Die Einrichtung St. Verena in Hüfingen ist mit 130 Kinder voll belegt. 42 Beschäftigten fehlt so Raum für Besprechungen.
Zumindest an diesem Punkt gibt es keinen weiteren Diskussionsbedarf. „Alle sind sich einig, dass St. Verena dringend räumliche Entlastung braucht“, sagt Manuel Schneider. Er ist der Leiter des katholischen Kindergartens St. Verena. Und mit allen meint er die Verwaltung der Stadt, den Gemeinderat und den Träger.

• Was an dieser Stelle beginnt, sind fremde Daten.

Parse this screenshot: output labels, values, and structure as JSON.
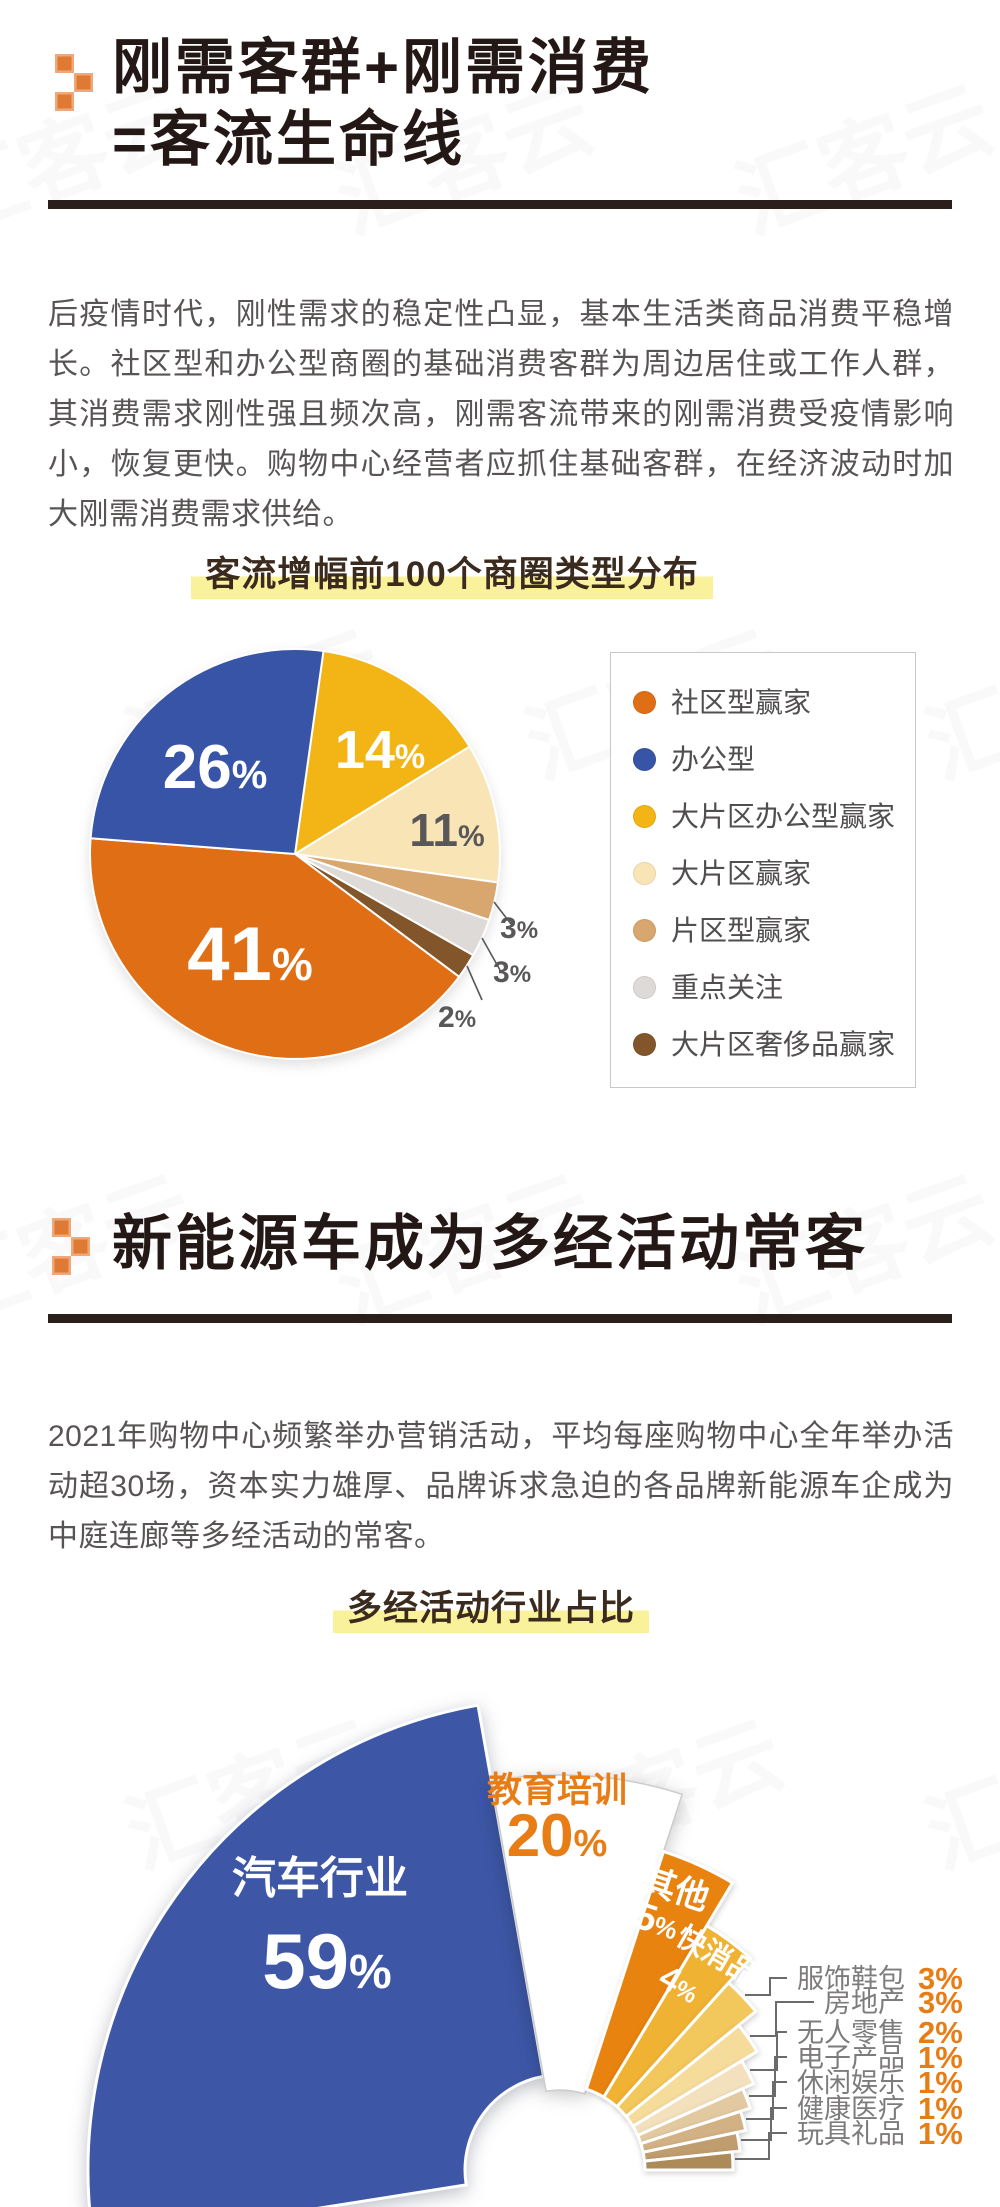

„Wir sind mit 130 Kindern voll belegt und haben mittlerweile 42 Beschäftigte, die den Bedarf nach einem Sozialraum haben“, unterstreicht Schneider seine Aussage. Hinzu kämen immer mehr Aufgaben wie Elterngespräche, die fachliche Anleitung von den derzeit 14 Auszubildenden, interne Fortbildungen und Teamsitzungen, für die es in dem Kindergarten derzeit keinen geeigneten Raum gebe. Aus der Not heraus muss auf die Schnelle eine multifunktionale Nutzung her. Das eigentliche Bistro muss im Bedarfsfall umgerüstet werden, um beispielsweise Teamsitzungen oder andere kollegiale Aktivitäten durchführen zu können.

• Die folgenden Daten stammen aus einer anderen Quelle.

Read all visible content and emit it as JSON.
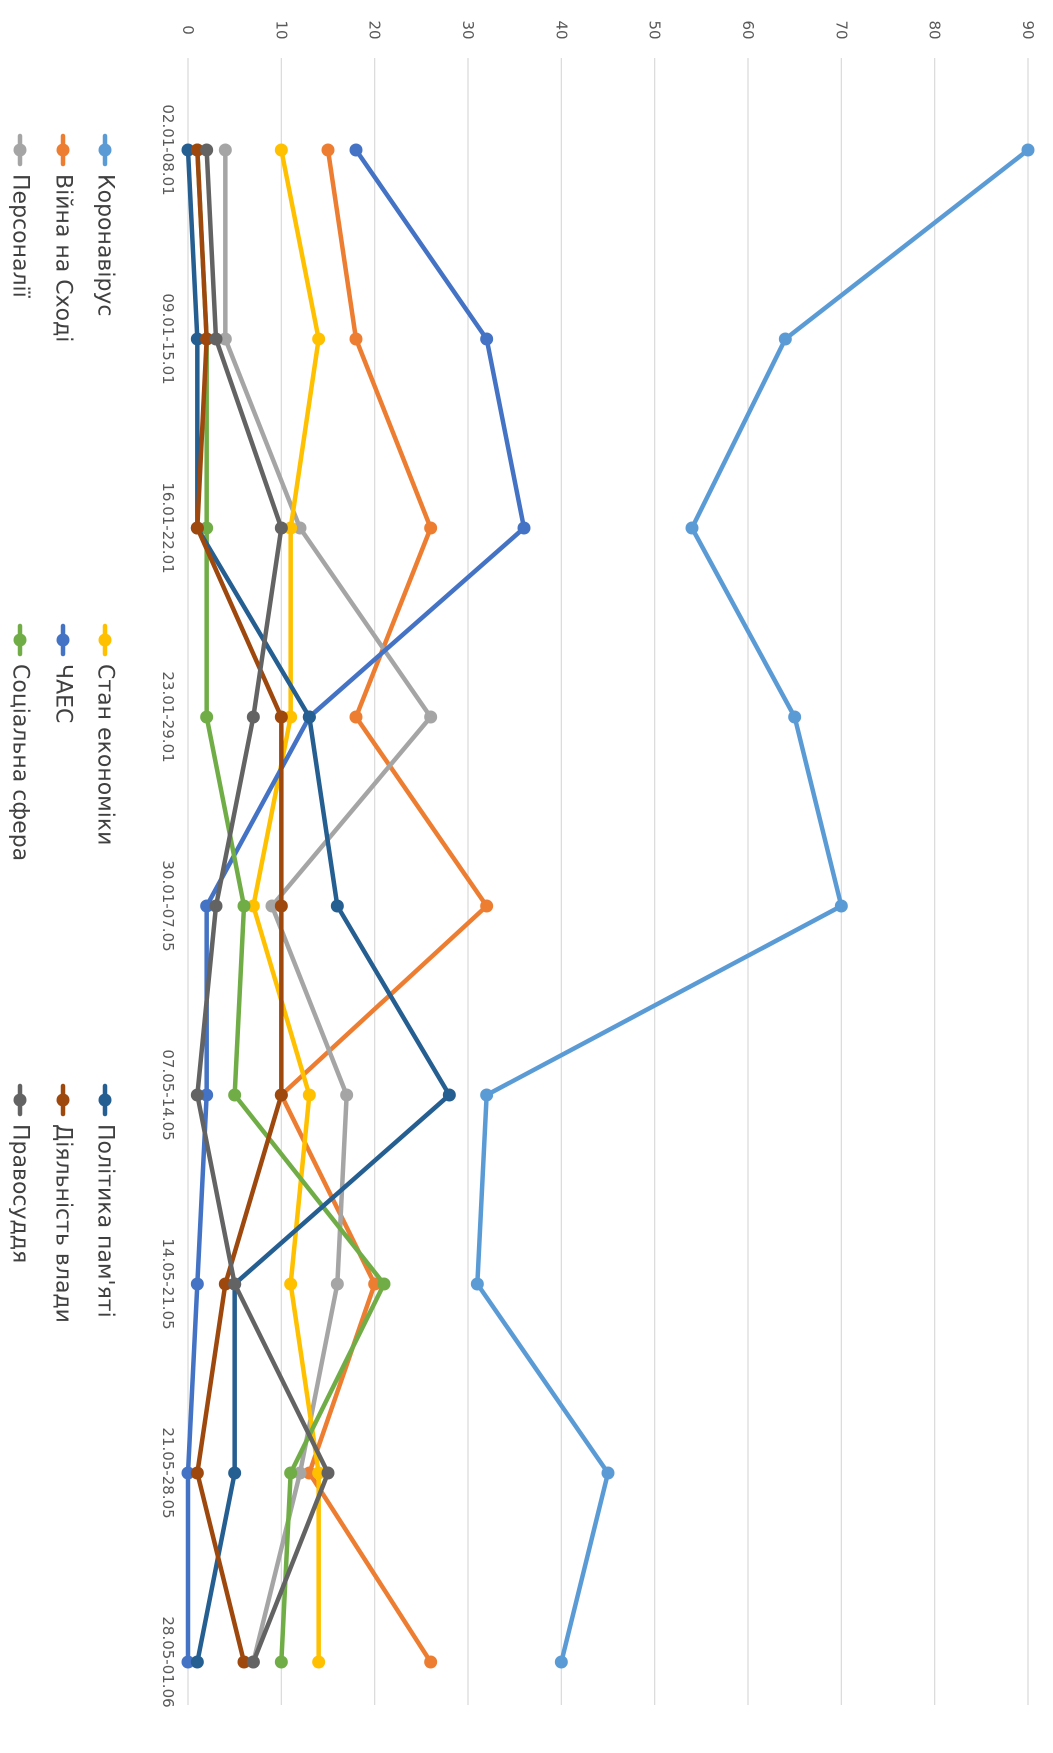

Ausreichend Betreuungsplätze
Im Hüfinger Gemeinderat ist das Thema hinlänglich bekannt und auch schon kontrovers diskutiert worden. Der ursprüngliche Plan, eine neue Kindertagesstätte für die Kernstadt zu bauen, die auch St. Verena hätte mitnutzen können, ist nicht weiter verfolgt worden. Denn der aktuelle Bedarfsplan für Kindergartenplätze ergibt, dass die Gesamtstadt Hüfingen ausreichend Betreuungsplätze anbietet. „Dadurch sind kaum rechtliche und wirtschaftliche Argumente für einen Neubau zu finden“, meint Manuel Schneider.

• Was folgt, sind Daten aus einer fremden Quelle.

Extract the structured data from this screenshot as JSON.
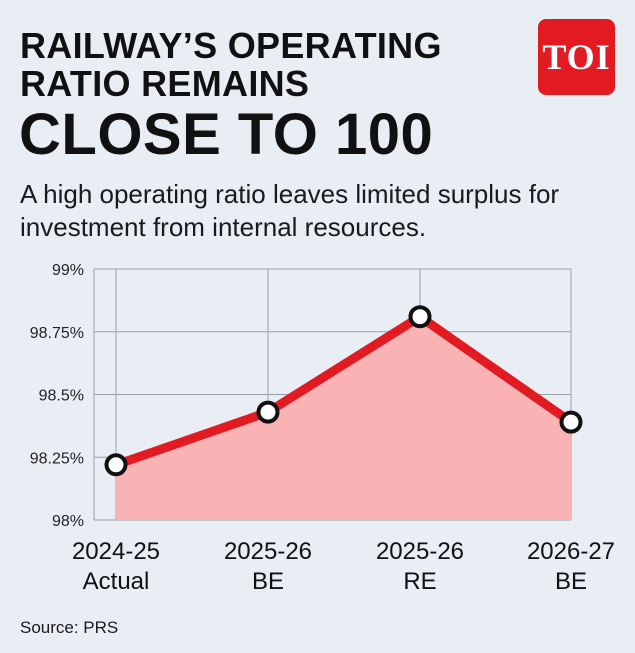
{
  "header": {
    "title_line1": "RAILWAY’S OPERATING",
    "title_line2": "RATIO REMAINS",
    "title_line3": "CLOSE TO 100",
    "subtitle": "A high operating ratio leaves limited surplus for investment from internal resources.",
    "logo_text": "TOI"
  },
  "footer": {
    "source": "Source: PRS"
  },
  "chart_data": {
    "type": "area",
    "title": "RAILWAY’S OPERATING RATIO REMAINS CLOSE TO 100",
    "subtitle": "A high operating ratio leaves limited surplus for investment from internal resources.",
    "categories": [
      [
        "2024-25",
        "Actual"
      ],
      [
        "2025-26",
        "BE"
      ],
      [
        "2025-26",
        "RE"
      ],
      [
        "2026-27",
        "BE"
      ]
    ],
    "values": [
      98.22,
      98.43,
      98.81,
      98.39
    ],
    "ylim": [
      98,
      99
    ],
    "yticks": [
      98,
      98.25,
      98.5,
      98.75,
      99
    ],
    "ytick_labels": [
      "98%",
      "98.25%",
      "98.5%",
      "98.75%",
      "99%"
    ],
    "xlabel": "",
    "ylabel": "",
    "grid": true,
    "legend": "none",
    "colors": {
      "line": "#e21b23",
      "fill": "#f9b3b5",
      "marker_fill": "#ffffff",
      "marker_stroke": "#111111",
      "plot_bg": "#e9edf4",
      "grid": "#9aa0a8"
    }
  }
}
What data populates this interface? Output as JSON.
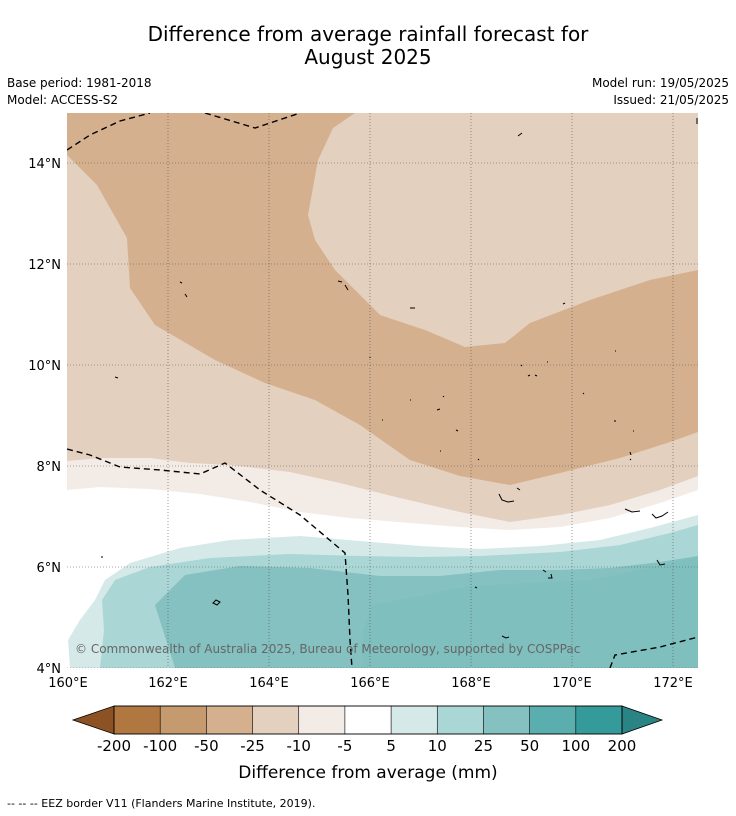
{
  "title_line1": "Difference from average rainfall forecast for",
  "title_line2": "August 2025",
  "base_period": "Base period: 1981-2018",
  "model": "Model: ACCESS-S2",
  "model_run": "Model run: 19/05/2025",
  "issued": "Issued: 21/05/2025",
  "lat_labels": [
    "14°N",
    "12°N",
    "10°N",
    "8°N",
    "6°N",
    "4°N"
  ],
  "lon_labels": [
    "160°E",
    "162°E",
    "164°E",
    "166°E",
    "168°E",
    "170°E",
    "172°E"
  ],
  "copyright": "© Commonwealth of Australia 2025, Bureau of Meteorology, supported by COSPPac",
  "colorbar": {
    "labels": [
      "-200",
      "-100",
      "-50",
      "-25",
      "-10",
      "-5",
      "5",
      "10",
      "25",
      "50",
      "100",
      "200"
    ],
    "colors": [
      "#8c5224",
      "#b07840",
      "#c49a6e",
      "#d4b08e",
      "#e3d0bf",
      "#f3ebe5",
      "#ffffff",
      "#d5e9e8",
      "#aad6d5",
      "#84c1c0",
      "#5aaeae",
      "#349a9a",
      "#2b8484"
    ],
    "label": "Difference from average (mm)"
  },
  "footer": "-- -- -- EEZ border V11 (Flanders Marine Institute, 2019)."
}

Für ihn komme daher ein Anbau oder eine Aufstockung am derzeitigen Standort als Lösung in Betracht. Allerdings müssten die baulichen Voraussetzungen dafür vorab geprüft werden. Fakt sei jedoch, dass bald eine Lösung gefunden werden müsse, um weiterhin den hohen Standard der Einrichtung sichern zu können. „Wir sind ja auch ein gutes Argument für den Zuzug junger Familien nach Hüfingen“, ist Manuel Schneider überzeugt.
Mehrere Vorschläge
Dass in dieser Sache möglichst bald etwas passieren soll, macht die Aussage von Hauptamtsleiter Erich Lafera deutlich. Er nimmt für die Stadt Stellung und schreibt, „dass für die räumliche Entlastung in St. Verena schon mehrere Vorschläge“ vorgebracht worden seien; unter anderen das Aufstellen von Containern, ein Anbau oder eine Aufstockung des Gebäudes. Derzeit werde jede dieser Überlegungen geprüft und auch kostentechnisch abgewogen. Man wolle das Thema nicht mehr aufschieben, doch es sei auch wichtig, den Gemeinderat und den Träger von St. Verena in die Entscheidungsfindung einzubinden. Die Verwaltung stehe in engem Kontakt mit dem Träger, der katholischen Kirchengemeinde, und der Kindergartenleitung, um deren Wünsche und Bedarfe entsprechend berücksichtigen zu können.
Wie geht es weiter?
Und wie geht es nun weiter? Als nächster Schritt sei ein Gesprächstermin geplant, in dem die Vorstellungen und Erwartungen der verschiedenen Seiten konkretisiert werden sollen, so dass man baldmöglichst in die detaillierte Planungs- und Genehmigungsphase übergehen könne. Lafera betont erneut, dass „sich alle Beteiligten einig sind, dass dieses Thema nicht weiter aufgeschoben werden soll“. Ziel sei es, in diesem Jahr mit den Maßnahmen zu beginnen.
Einrichtungen der Stadt
Die Kindergärten:
Die Internetseite der Stadt Hüfingen listet die Kindergärten St. Maria in Fürstenberg, St. Theresia in Mundelfingen und den Naturkindergarten Wuki in Hausen vor Wald auf. Dazu kommen die Kindertagesstätten Luise-Scheppler, St. Georg Behla und St. Verena. Kleinkindgruppen gibt es in St. Maria, St. Theresia, Luise-Scheppler, St. Verena, St. Georg sowie in der Kindertagesstätte Felix. Für die Betreuung infrage kommen auch Tagesmütter und -väter.